ADM is suing former company vice president Mark Whitacre in Switzerland, saying Whitacre deposited $6.25 million in stolen money into Swiss bank accounts. ADM said it happened in 1994 and 1995, when Whitacre was working as an undercover informant for a federal price-fixing probe.Whitacre has said the payments were approved by high-level ADM management as under-the-table compensation for top executives. He has said he told federal officials about secret company payments in August, when ADM fired him and said he stole money.

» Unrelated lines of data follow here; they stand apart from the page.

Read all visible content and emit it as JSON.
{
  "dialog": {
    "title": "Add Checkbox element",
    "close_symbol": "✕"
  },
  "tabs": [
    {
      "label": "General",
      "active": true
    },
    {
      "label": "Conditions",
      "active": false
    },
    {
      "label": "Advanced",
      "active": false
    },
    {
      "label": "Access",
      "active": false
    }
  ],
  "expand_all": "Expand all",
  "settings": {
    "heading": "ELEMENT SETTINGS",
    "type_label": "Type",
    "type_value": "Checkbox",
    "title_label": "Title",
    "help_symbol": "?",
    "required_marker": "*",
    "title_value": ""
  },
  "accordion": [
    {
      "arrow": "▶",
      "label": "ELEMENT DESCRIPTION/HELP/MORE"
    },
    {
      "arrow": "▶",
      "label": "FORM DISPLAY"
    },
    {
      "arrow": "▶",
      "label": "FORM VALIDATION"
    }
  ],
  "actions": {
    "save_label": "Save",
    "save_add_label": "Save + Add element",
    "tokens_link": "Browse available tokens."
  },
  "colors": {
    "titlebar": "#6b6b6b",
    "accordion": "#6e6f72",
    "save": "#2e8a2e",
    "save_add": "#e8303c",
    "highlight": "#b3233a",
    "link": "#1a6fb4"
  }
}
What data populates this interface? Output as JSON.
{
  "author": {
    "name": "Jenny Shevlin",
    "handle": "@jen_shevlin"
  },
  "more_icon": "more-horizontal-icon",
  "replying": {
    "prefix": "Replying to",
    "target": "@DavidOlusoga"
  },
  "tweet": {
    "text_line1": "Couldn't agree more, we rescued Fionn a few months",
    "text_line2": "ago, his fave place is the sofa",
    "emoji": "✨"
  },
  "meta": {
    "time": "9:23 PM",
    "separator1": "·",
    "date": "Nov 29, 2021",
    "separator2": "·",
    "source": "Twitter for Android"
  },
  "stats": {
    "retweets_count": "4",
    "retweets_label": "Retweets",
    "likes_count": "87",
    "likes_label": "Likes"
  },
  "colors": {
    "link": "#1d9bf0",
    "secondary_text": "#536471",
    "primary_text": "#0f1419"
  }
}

The battle between ADM and Whitacre has been preoccupying the company, a powerful and publicity-sensitive giant of the grain processing industry that calls itself the supermarket to the world. The affair was a main topic at ADM's annual meeting last week, where directors were questioned sharply by shareholders about it.
Whitacre declined comment on the Swiss lawsuit when reached at his suburban Chicago office Monday. His lawyer, James Epstein, did not return a telephone message seeking comment Monday.
The company's lawsuit, filed in Zurich last week, accuses Whitacre of producing phony documents to support his requests for millions of dollars from ADM. Whitacre funneled the money to a consulting company he set up with the help of a Swiss lawyer, court documents said.
Company officials, who provided the documents to a reporter, said the company would not comment beyond that.
The first transaction happened in May 1994 in connection with ADM's plans to produce threonine, a livestock feed additive. In 1992, ADM bought the rights to a bacterial process to make the chemical from a Swedish company, ABP International, for $3.1 million.
In 1994, ABP International developed a better strain of threonine-producing bacteria by re-mov-ing a gene making it resistant to the antibiotic ampicillin, the court documents contend.
ADM's documents said Whitacre drew up a fake contract with ABP International to buy the new bacteria for $2.5 million and filled out a wire transfer request for the money. But instead of going to ABP International, the $2.5 million went into the Swiss account of ABP Consulting Ltd., the firm Whitacre set up with Schweizer, the lawsuit said.